I don’t really feel as though I have much else to add this week so let’s get prompting.
1) Honestly, by this point in the book (55% or so), do you think War & Peace could have been shorter or did it need to be this long?
If anybody says that this book genuinely needed to be this long, they are crazy. I think all of the character development will prove completely worth it and I haven’t resented any of it but the hunting, the creepy dancing, the slightly lecturing passages about Freemasons and the dream sequences I could live without.
2) Do you feel there’s been another change in tone? Why do you think Tolstoy keeps doing this? Do you like it?
I wonder if whether maybe this is sort of Tolstoy’s style? Either that or he has a complete lack of focus and kept wandering off while he was writing. The sections that I like the most are the ones where Tolstoy picks back up the thread of the characters’ stories and re-telling Russia’s history (when he’s being brief about it). I know that I’m probably alone in this but although I’m not always a fan of his ramblings, I actually enjoyed Tolstoy’s musings on war…sorry about that…
3) Natasha. AAAAAAAAAND GO.
She actually hasn’t really bothered me this week, although I’m not exactly a fan of her self-pity. I’ve always quite liked the Rostovs but their pandering to her didn’t fill me with love. Some of the commentary on doctors and medical treatment at the time was pretty amusing, though, so it stopped me getting too cranky.
The thing I can’t work out is where Natasha’s story is going. To a convent maybe. Or back to Andrew? I don’t know. Every time I think she’s grown up, she lets me down. I hope that she’ll be a woman and go and apologise to Andrew and try to make things right rather than moaning at Pierre but somehow I expect that’s not what I’ll get…
4) Pierre has convinced himself (via numerology, obviously) that Napoleon is the Antichrist from The Book of Revelation. Is this in character for Pierre? How do you think he’ll act on this?

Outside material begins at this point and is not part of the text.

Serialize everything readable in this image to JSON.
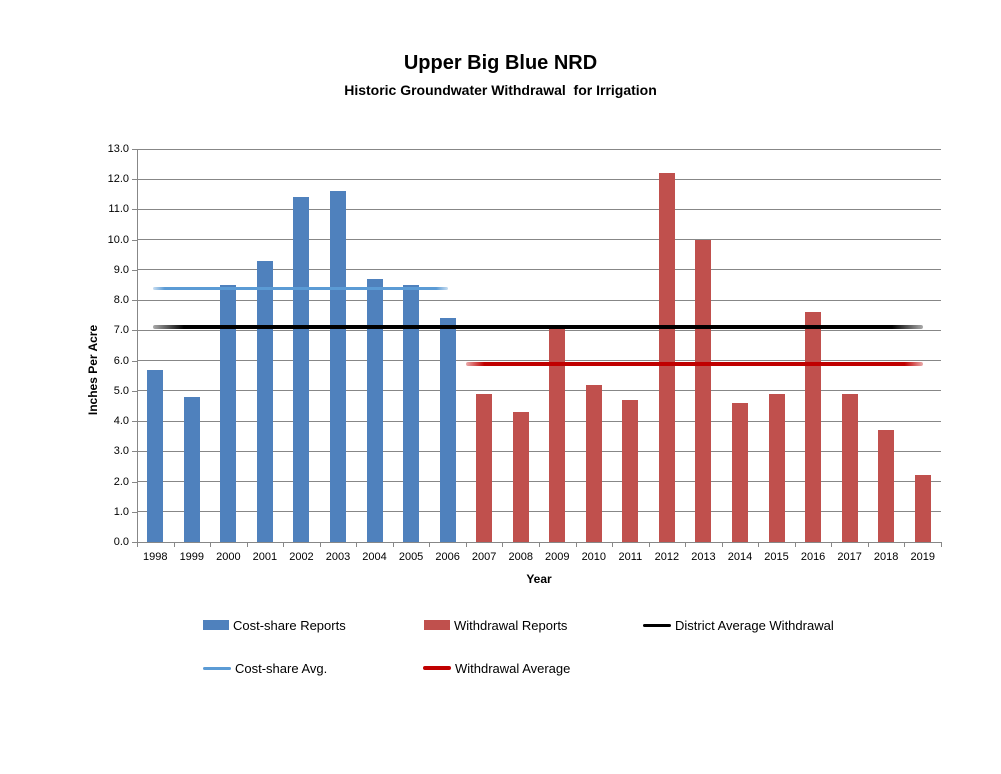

Ha – I thought that bit was completely random but also kind of brilliant. The more I read about Pierre, the less I dislike him and the more entertaining I find him. I still think he’s a complete burk but I somehow like reading about how he gets himself led into ridiculous situations or convinces himself of strange ideas, like numerical prophecies. He seems to be getting more and more into slightly…quirky ideas and it wasn’t out of sync with his earlier sudden devotion to the Freemasons so I wasn’t surprised. I would be surprised, however, if it resulted in concrete action. I’m more expecting a lot of vague plan making, some ranting about his wife, some more weird obsessing over Natasha and some sending away of serfs to war before Pierre loses interest in the idea and goes back to just spending his money on drink and cards.
I have a lot of travelling coming up over the next few days so I’m hoping to make decent progress on Book Ten so that I can squeeze in something else. Maybe The Colour of Magic so that I can contribute in a tiny way to the lovely series of posts that Bex has running (find her Pratchett Reading Week original post HERE).